The Story Behind Legendary Gunfighter Doc Holliday's Alleged Last Words

Doc Holliday later parted ways with his friend Wyatt Earp and moved to Glenwood Springs, Colorado, a few years before his death. Like his late mother, Holliday tragically developed tuberculosis, and it was only getting worse with every passing year (via Biograpghy). According to Visit Glenwood Springs, Holliday was bedridden at the Hotel Glenwood when he died on November 8, 1887, just after purportedly uttering his final words, "This is funny."

For such a historical figure of the Old West, it's not surprising that Doc Holliday has his fair share of legend. Per stories passed down, Holliday had always told his friends that he was destined to die in a haze of bullets like a true gunslinger, though as the waning days brought him closer and closer to the threshold between life and death, it became quite apparent that it wasn't going to happen that way.

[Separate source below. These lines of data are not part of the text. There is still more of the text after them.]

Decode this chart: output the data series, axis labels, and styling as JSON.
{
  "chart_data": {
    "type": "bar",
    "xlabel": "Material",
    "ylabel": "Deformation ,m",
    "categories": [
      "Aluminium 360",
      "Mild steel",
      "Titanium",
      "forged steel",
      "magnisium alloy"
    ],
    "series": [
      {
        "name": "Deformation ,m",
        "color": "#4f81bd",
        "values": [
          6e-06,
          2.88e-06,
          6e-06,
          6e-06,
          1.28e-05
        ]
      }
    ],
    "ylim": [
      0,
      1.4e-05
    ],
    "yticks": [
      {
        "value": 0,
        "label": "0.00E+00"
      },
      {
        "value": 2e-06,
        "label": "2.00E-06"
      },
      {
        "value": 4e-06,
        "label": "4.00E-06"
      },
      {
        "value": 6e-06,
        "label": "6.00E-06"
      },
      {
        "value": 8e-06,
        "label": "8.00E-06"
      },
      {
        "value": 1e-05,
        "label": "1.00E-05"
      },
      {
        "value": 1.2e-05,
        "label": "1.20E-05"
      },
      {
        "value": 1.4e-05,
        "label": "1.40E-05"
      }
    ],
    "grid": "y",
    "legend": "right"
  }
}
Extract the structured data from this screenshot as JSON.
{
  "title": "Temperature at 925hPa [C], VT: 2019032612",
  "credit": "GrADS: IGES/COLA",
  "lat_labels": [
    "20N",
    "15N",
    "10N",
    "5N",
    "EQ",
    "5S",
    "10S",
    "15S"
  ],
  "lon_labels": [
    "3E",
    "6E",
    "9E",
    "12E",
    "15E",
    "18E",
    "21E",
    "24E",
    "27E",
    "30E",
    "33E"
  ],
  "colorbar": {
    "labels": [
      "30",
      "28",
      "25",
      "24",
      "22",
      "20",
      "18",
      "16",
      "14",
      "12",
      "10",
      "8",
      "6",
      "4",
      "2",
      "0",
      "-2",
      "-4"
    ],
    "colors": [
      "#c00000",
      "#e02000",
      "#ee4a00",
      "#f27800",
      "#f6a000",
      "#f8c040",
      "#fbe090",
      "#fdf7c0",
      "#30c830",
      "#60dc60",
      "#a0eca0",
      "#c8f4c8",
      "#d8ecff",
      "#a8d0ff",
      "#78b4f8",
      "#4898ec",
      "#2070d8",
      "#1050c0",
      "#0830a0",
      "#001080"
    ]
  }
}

Doc Holliday's alleged last words, "This is funny," were sort of a sardonic remark on the situation, and while he didn't necessarily die staring down the barrel of an enemy gun, he did die staring death straight in the face and laughing all the while. Another possible explanation that puts Holliday's final words into context is that he had believed he would die with his boots on (via Visit Glenwood Springs); hence, his deathbed scene in "Tombstone" that portrayed Holliday looking down at his bare feet before laughing to himself and saying, "I'll be damned ... This is funny."